2-Halo-3-hydroxypropionic acid (HHPA) is a halogenated constitutional isomer (C3H5XO3) of LA (C3H6O3), with a primary alcohol like GA (C2H4O3), and is therefore an ideal co-monomer for incorporation of α-halo ester functionality into PLGA, PLA, PGA and/or their copolymers with other classes of polymers, including both condensation and addition polymers. Such polyesters are potentially biodegradable, and can be further functionalized post-polymerization, via nucleophilic substitution, radical addition, radical-radical coupling and/or electrophilic substitution.
α-Halo esters are activated to nucleophilic attack by three mechanisms: inductive electron withdrawal by the adjacent carbonyl, reduced steric bulk at the σ* orbital of the carbon-halogen bond due to the adjacent carbonyl and through-space electron donation from the σ-orbital of the carbon-halogen bond to the π* orbital of the carbonyl. Because of this activation, α-halo esters undergo nucleophilic substitution by a number of hard (e.g. alcohol, alkoxide, carboxylate and primary amine), soft (e.g. cyanide, iodide, thio and thioalkoxide) and borderline hard/soft nucleophiles (e.g. azide, nitroxide and pyridine) under mild conditions. The major hurdle to this type of reaction is chain scission due to attack at the carbonyl or α-elimination. For these reasons, very reactive/hard nucleophiles such as alkoxide or carbanions may not be suitable for this type of reaction.
α-Halo esters participate in electrophilic substitution reactions via lithium metalation, Grignard and Reformatsky chemistries. Of these, Reformatsky reactions are the most mild and therefore, potentially of the most useful. The classical Reformatsky reaction involves the coupling of an α-haloester with an electrophile, via a zinc enolate intermediate. First, zinc reacts with an α-haloester, by insertion into the carbon-halogen bond, to form an enolate. This enolate is then reacted with an electrophile, traditionally an aldehyde or ketone but also an anhydride, phosphonate or α,β-unsaturated carbonyl.

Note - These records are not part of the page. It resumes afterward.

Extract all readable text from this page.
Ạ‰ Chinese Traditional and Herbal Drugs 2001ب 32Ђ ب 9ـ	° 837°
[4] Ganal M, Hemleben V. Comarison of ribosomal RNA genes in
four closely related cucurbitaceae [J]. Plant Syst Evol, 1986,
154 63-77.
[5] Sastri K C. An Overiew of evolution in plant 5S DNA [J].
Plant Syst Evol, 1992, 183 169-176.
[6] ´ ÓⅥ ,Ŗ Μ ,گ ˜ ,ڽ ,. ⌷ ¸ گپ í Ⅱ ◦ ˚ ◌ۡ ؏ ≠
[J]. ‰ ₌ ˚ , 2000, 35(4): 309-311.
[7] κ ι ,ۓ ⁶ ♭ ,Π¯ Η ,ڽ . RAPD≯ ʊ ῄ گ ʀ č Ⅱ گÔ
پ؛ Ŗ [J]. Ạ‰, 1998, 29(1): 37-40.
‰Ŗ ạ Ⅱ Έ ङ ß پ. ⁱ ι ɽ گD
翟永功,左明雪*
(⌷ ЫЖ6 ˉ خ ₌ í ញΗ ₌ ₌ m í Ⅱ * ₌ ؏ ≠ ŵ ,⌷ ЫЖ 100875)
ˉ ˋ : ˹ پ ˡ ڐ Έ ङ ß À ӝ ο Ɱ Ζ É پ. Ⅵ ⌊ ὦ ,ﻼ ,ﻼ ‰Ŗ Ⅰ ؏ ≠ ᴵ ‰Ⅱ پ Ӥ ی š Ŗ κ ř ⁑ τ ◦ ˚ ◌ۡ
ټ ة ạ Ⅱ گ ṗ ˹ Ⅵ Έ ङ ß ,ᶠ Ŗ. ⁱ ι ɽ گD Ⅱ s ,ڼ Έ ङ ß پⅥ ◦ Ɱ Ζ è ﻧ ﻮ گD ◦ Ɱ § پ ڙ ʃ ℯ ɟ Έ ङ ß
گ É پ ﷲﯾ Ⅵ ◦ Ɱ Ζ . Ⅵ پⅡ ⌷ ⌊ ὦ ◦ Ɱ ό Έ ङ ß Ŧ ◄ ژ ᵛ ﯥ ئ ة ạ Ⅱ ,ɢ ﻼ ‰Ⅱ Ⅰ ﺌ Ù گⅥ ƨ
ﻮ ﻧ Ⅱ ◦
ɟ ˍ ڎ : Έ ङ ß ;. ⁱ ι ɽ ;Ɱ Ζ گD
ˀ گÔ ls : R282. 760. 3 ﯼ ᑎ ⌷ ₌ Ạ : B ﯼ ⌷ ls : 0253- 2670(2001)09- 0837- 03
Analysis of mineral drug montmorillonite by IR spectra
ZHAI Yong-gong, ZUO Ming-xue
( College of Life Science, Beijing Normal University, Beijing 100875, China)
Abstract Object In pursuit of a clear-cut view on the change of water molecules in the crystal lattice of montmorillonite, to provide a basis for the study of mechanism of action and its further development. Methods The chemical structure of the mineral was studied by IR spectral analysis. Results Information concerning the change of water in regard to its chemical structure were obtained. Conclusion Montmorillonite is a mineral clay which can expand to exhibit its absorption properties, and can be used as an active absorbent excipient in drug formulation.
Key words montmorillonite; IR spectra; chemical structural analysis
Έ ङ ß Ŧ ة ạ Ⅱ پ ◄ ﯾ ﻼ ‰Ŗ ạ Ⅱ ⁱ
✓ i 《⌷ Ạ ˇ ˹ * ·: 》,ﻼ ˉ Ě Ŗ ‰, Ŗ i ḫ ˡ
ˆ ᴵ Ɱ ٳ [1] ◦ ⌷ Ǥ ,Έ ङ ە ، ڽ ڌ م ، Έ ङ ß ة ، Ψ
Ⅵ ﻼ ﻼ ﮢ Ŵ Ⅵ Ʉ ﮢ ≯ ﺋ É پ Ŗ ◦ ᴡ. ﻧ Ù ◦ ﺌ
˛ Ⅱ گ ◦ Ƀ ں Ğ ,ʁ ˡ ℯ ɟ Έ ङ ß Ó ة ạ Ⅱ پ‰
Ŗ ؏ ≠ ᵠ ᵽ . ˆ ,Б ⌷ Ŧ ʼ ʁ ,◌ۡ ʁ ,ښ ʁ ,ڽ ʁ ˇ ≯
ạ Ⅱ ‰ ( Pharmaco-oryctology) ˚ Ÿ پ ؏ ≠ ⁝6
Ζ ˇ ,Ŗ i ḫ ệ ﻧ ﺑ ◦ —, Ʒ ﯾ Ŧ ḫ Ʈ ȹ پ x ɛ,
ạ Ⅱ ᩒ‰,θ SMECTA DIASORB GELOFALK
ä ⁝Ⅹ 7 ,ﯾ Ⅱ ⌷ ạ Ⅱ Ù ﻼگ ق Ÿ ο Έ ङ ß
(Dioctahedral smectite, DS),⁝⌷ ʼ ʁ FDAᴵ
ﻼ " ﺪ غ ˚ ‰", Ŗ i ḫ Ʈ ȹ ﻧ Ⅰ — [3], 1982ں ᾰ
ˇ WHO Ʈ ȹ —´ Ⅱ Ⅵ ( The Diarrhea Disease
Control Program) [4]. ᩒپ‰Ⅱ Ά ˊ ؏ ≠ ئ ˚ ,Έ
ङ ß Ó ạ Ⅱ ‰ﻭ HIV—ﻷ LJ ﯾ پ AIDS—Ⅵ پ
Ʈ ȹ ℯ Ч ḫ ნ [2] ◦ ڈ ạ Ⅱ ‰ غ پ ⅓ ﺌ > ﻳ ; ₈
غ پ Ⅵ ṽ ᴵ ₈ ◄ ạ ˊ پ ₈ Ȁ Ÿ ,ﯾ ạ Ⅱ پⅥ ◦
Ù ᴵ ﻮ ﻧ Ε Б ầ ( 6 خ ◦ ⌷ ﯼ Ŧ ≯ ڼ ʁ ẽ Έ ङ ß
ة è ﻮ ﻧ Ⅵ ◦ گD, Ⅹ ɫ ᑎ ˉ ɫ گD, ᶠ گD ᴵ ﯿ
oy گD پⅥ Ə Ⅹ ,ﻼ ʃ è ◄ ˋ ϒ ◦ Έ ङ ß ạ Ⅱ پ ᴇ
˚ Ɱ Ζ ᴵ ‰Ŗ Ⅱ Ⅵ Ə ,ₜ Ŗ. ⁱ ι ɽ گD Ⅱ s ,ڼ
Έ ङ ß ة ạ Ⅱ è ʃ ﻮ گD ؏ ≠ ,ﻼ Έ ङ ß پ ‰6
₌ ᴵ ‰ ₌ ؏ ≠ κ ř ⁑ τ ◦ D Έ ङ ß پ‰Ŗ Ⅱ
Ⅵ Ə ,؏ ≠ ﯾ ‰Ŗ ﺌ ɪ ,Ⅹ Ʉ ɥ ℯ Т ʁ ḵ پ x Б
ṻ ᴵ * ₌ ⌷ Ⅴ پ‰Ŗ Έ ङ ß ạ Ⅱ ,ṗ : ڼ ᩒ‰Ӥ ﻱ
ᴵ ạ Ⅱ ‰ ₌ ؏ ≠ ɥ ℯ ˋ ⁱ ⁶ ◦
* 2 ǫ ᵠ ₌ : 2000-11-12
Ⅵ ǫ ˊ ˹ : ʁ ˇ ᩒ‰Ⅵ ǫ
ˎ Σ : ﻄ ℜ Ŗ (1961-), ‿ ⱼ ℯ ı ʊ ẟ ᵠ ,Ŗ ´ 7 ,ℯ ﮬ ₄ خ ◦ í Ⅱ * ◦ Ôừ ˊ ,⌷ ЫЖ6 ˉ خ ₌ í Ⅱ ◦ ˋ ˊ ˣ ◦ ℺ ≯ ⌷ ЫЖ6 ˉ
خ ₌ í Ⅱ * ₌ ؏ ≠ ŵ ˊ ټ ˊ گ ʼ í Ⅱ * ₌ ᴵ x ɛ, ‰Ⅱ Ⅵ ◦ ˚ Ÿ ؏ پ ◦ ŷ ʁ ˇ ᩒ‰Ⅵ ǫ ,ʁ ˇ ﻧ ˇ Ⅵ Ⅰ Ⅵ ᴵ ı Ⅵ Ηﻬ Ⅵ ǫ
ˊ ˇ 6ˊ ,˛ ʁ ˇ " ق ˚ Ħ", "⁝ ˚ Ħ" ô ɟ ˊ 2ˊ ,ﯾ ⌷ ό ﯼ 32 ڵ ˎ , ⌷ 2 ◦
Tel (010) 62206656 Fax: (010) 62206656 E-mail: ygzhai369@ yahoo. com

α-Halo esters participate in radical reactions due to the weakness of the carbon-halogen bond, which undergoes homolytic cleavage under redox conditions to form a carbon centered radical. Curran et al. [Synthesis 1988, 489-513] and Matyjaszewski et. al. have shown that α-halo esters can add across the double bond of an olefin in atom transfer radical coupling and polymerization reactions, respectively. Depending on the structure of the olefin this can impart new functional groups onto the polymer, Jerome et. al. have used ring-opening of α-chloro lactones to prepare chloro functional polyesters. They further derivatized these polyesters by coupling with 3-butenyl benzoate to demonstrate radical coupling and using them as macroinitiators for the atom transfer radical polymerization (ATRP) of methacylate to prepare graft copolymers. Depending on the location of the α-halogen the architecture of the system can be controlled. If the halogen is spread throughout the polymer backbone, grafting-to or grafting-from structures can be made. If the halogen is at the chain end then block copolymers can be readily made.